The US Department of Energy (DOE) is requesting comments on whether there is a sufficient supply of molybdenum-99 (Mo‑99) to meet medical needs without the export of highly enriched uranium (HEU) from the United States. Comments are due by December 27, 2019. The comments will support a certification that the secretary of Energy must submit in early 2020 pursuant to the American Medical Isotopes Production Act of 2012, Pub. L. 112-239, 126 Stat. 2211 (the Act). The content of this certification will determine whether the US Nuclear Regulatory Commission (NRC) will have authority to issue HEU export licenses for Mo-99 production in foreign research and test reactors.
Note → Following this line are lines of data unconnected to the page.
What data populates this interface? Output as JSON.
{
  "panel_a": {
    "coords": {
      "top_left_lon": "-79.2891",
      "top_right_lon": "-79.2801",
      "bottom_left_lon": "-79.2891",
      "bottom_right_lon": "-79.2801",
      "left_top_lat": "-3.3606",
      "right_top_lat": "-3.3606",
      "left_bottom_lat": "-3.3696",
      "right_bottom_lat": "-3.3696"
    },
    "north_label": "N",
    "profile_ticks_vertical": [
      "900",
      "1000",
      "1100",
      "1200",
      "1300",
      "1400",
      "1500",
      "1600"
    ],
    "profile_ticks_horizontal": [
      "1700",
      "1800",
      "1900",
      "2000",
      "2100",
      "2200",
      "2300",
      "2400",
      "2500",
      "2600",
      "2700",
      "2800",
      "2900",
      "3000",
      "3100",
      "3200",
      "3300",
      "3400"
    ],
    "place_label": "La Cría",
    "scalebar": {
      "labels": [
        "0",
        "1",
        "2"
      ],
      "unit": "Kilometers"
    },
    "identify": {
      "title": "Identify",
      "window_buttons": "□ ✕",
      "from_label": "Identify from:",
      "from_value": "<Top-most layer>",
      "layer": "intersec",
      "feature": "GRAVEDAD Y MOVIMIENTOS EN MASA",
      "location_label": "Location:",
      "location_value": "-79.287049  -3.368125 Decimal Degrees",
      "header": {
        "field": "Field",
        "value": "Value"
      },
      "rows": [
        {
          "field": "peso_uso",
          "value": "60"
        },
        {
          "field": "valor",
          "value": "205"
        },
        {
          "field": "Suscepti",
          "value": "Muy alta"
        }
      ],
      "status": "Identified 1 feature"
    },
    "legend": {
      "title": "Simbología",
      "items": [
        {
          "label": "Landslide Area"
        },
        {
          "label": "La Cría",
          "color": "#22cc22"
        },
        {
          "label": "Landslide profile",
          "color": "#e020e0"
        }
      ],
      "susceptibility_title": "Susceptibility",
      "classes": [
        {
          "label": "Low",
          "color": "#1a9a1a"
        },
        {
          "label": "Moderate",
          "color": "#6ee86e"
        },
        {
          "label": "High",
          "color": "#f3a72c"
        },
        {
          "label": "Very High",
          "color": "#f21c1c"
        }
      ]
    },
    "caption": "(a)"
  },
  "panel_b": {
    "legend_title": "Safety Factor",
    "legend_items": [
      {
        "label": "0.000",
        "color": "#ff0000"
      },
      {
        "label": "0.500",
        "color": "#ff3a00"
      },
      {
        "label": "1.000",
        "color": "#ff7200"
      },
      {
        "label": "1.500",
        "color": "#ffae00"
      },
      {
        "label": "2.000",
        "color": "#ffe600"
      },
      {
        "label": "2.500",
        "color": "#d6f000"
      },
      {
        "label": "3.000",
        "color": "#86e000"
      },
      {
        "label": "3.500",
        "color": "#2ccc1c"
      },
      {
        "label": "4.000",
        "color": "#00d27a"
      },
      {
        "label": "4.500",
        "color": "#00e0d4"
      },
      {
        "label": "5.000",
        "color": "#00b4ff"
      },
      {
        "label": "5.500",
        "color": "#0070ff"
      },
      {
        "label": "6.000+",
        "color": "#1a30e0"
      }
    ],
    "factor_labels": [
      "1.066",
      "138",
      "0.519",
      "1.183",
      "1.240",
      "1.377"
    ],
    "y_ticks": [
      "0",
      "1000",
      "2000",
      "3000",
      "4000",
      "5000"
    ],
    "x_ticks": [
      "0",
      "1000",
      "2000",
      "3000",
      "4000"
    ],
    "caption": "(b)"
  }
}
According to the notice in the November 27 Federal Register, “Historically, the United States has not had the capability to produce Mo-99 domestically and, until 2018, imported 100 percent of its supply from international producers, some of which was produced using targets fabricated with proliferation sensitive HEU.” Congress passed the Act as part of a decades-long effort to ensure domestic availability of Mo‑99, which is used in medical diagnostic and therapeutic procedures. According to the notice, approximately 80% of all of these procedures depend on the use of technetium-99, a decay product of Mo-99. Importantly, Section 3174 of the Act amended the Atomic Energy Act to prohibit the NRC from issuing licenses to export HEU from the United States for purposes of medical isotope production, effective seven years from the date of enactment of the Act. The Act became law on January 2, 2013, and thus the ban on NRC export licenses is scheduled to go into effect in early 2020, unless it is extended through a certification from the Energy secretary.
Recognizing that the United States must maintain a dependable supply of Mo-99, Congress provisionally authorized a six-year extension of the period—from 2020 to 2026—before the NRC would be prohibited from issuing export licenses. Congress authorized the extension on the condition that the Energy secretary certify to Congress that (1) there is insufficient global supply of Mo‑99 produced without the use of HEU to satisfy the domestic market, and (2) the export of US‑origin HEU for medical isotope production is the most effective temporary means to increase the supply of Mo‑99.
If the Energy secretary believes that an extension of the deadline is not necessary, then the secretary of Energy and the secretary of Health and Human Services must jointly certify that there is a sufficient global supply of Mo-99 produced without the use of HEU, and that it is not necessary to export US-origin HEU to meet domestic medical needs.
DOE is asking for comments on the status of Mo-99 supplies for US patients with the following questions:
- Do current supplies of Mo‑99 meet US patient demand?
- Do current supplies of non-HEU-based Mo‑99 meet US patient demand?
- Have there been shortages of Mo‑99 in the United States? If so, how severe and how often, and how did shortages impact patient care?
- What has caused shortages of Mo‑99 in the United States?
- How would extending the period that the NRC may issue HEU export licenses for medical isotope production impact the supply of Mo‑99 to the United States?
- How would enacting a ban on the export of HEU for medical isotope production impact the supply of Mo‑99 to the United States?
The notice also requests “comments on other topics that commentators consider significant in preparing for the Secretarial certification.” DOE asks that “interested parties fully explain any assumptions that underlie their reasoning,” and that commenters provide underlying data or other information to allow DOE to confirm the assumptions, calculations, or views expressed in the comments.